While the film itself didn’t have any sound, lip readers have stated that the heated exchange began with May saying: “What did you call me? You called me nebulous.”

Touching her arm and shaking his head, Juncker replied: “No I didn’t, no I didn’t.” Although, he actually had called her “nebulous and imprecise” at a press conference just hours earlier. 

Not quite the inspiration one would hope for from our world leaders. 

Failed friendship requests

Whenever relationships are at an end, the two parties reach out to their acquaintances, reminding them what important friends they are. Whether this is a genuine push for connection or just to ensure someone will help them move out of their partner’s flat remains debatable. And Britain has found itself in a similar situation after deciding to leave the EU – it needed chums to ensure it didn’t lose everything in the divorce. 

So it was less than ideal when foreign minister Jeremy Hunt went to Slovenia to solidify the nations’ partnership and instead managed to offend the host nation. The gaffe occurred when Hunt stated how happy he was to be in the country before adding: “As a fellow European country, the UK is very proud of the transformation there has been in Slovenia, a really remarkable transition from a Soviet vassal state to modern European democracy.”

The only problem with that remark was that Slovenia never was a part of the Soviet Union.

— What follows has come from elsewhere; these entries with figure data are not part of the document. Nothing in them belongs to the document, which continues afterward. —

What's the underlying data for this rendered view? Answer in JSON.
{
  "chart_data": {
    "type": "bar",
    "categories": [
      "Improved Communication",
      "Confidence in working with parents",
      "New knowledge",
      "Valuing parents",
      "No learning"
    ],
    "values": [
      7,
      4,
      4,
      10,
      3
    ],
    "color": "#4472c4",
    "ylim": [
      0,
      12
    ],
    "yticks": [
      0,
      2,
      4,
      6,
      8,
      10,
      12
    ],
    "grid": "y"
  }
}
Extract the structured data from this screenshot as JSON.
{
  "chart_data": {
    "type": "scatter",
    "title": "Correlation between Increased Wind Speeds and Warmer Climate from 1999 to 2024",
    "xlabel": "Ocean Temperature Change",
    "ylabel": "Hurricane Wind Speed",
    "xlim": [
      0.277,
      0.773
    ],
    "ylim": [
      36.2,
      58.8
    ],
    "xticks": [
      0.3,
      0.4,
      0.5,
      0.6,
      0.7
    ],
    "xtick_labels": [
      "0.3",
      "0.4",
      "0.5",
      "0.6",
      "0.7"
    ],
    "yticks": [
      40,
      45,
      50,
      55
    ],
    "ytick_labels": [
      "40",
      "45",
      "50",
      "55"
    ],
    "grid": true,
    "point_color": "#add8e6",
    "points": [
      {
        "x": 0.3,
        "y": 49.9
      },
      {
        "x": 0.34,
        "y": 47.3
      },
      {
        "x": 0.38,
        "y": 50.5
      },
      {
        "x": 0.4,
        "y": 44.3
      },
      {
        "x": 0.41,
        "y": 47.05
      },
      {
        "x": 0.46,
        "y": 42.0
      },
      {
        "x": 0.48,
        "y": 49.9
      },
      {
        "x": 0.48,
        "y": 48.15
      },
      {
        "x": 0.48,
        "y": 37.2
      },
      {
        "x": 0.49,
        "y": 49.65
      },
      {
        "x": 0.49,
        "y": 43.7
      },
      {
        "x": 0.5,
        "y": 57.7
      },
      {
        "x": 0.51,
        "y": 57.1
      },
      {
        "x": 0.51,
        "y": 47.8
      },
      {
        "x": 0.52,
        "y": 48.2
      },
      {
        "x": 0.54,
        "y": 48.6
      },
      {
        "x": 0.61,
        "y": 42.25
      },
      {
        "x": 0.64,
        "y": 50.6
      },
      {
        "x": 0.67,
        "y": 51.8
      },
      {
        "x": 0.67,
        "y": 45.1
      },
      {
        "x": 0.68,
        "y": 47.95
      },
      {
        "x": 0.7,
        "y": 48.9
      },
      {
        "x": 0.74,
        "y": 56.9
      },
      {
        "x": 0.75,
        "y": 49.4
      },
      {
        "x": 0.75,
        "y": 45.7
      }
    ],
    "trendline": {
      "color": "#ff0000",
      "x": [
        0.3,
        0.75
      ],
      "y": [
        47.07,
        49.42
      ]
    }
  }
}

In fact, at the time it was part of Yugoslavia, which held on to its independence under Josip Tito. 

Milan Brglez, former president of the Slovenian parliament, was quoted as saying: “The British foreign minister comes to Slovenia asking us for a favour – to discuss with the foreign minister how to avoid a no-deal Brexit – while arrogantly insulting us.”

Maybe Hunt needs to take a course in how to make friends and influence people?